The six companies Agrium cited as peers yesterday were Brenntag AG, Beacon Roofing Supply Inc., Airgas Inc., MRC Global Inc., Metals USA Holdings Corp. and Reliance Steel & Aluminum Co., said the people. Those companies trade at a median multiple of 9 times the last 12 months’ Ebitda, and 8 times 2012 Ebitda as estimated by analysts, according to data compiled by Bloomberg.

The five companies Wilson cited in his 2011 presentation were Tractor Supply Co., Watsco Inc., Wesco International Inc., W.W. Grainger Inc. and Genuine Parts Co. Those companies trade at about 11 times trailing Ebitda and 10 times this year’s Ebitda, the data compiled by Bloomberg show.
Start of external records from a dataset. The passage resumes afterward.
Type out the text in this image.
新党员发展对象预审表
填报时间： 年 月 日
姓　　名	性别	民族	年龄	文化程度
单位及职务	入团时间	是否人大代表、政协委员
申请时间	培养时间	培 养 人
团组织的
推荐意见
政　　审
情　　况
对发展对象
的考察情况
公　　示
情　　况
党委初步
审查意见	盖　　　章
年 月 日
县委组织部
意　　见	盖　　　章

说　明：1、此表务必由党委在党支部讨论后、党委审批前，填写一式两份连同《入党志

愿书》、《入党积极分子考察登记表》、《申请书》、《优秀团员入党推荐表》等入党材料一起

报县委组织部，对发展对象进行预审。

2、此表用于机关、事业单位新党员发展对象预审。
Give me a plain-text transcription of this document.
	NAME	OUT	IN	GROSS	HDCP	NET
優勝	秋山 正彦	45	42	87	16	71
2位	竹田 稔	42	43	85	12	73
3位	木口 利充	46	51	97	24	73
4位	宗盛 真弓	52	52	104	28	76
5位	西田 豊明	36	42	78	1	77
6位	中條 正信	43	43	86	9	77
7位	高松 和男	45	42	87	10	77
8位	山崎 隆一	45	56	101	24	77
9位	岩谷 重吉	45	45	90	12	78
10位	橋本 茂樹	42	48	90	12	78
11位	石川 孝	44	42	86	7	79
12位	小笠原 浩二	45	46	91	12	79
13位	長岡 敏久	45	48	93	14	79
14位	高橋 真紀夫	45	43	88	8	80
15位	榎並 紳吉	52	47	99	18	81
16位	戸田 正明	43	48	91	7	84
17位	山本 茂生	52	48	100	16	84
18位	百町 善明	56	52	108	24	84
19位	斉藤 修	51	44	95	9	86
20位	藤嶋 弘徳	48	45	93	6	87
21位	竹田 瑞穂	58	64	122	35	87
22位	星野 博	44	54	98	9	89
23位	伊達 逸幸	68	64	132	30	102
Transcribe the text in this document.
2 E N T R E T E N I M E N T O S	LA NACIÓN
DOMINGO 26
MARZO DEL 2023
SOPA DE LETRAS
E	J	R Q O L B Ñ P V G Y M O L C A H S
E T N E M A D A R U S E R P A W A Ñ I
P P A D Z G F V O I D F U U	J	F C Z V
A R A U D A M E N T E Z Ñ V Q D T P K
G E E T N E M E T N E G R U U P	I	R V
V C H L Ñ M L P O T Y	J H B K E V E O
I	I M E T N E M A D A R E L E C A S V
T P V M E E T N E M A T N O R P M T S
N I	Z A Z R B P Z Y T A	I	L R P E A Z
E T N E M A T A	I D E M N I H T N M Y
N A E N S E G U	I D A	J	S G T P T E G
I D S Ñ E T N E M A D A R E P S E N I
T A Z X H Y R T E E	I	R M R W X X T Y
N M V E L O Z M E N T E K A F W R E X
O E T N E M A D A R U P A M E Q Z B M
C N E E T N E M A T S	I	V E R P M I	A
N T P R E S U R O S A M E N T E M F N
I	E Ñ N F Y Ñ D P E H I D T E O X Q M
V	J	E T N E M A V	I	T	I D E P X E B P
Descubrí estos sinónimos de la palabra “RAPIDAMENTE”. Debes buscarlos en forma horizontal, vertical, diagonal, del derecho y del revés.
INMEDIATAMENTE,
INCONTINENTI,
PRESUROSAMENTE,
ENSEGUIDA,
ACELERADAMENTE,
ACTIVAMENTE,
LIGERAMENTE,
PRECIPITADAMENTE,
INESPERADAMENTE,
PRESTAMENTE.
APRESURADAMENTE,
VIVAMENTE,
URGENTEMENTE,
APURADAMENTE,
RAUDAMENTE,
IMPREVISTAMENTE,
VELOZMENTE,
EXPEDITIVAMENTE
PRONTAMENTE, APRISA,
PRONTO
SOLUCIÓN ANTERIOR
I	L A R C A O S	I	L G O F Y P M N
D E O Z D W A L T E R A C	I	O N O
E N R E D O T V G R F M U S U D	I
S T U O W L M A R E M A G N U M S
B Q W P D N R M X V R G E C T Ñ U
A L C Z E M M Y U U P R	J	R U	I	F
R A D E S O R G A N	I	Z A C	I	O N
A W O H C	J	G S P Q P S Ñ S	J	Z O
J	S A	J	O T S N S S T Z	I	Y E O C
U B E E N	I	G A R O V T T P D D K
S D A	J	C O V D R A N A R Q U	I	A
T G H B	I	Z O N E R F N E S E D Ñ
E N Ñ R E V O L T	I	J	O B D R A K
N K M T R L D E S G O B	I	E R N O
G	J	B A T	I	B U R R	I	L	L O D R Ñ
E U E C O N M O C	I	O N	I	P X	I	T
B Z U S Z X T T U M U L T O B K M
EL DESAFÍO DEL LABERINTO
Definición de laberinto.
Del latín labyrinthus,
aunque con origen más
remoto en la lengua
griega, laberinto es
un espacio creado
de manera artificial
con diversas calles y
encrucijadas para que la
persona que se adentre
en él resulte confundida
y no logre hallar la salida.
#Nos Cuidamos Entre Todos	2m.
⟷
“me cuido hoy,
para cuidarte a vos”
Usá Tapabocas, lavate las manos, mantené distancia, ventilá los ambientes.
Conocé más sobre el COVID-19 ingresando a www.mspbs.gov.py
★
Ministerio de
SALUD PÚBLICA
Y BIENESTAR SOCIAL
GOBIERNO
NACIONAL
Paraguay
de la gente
Tractor Supply, whose business model Wilson said last year was “close” to that of Agrium’s retail unit, trades at about 12 times trailing Ebitda and 12 times 2012 Ebitda, the data show.

‘Today’s Market’

Based on the Agrium retail unit’s $921 million in Ebitda over the past 12 months, it would be worth about $10 billion using Agrium’s old list of peers, and about $8 billion using the new list.

Agrium said in a statement today that the comparisons it made a year ago have “little to do with how retail would trade in today’s market as a separate public company.” The company added that its bankers at Morgan Stanley recently “provided additional information on an appropriate peer group.”

“Agrium seems to be talking down the value of the retail business, even as it moves to expand it,” said Mark Connelly of Credit Agricole Securities USA Inc. in a research note yesterday.

The stock rose 2 percent today to $98.78 as of 4 p.m. New York time, the highest level since July 2008.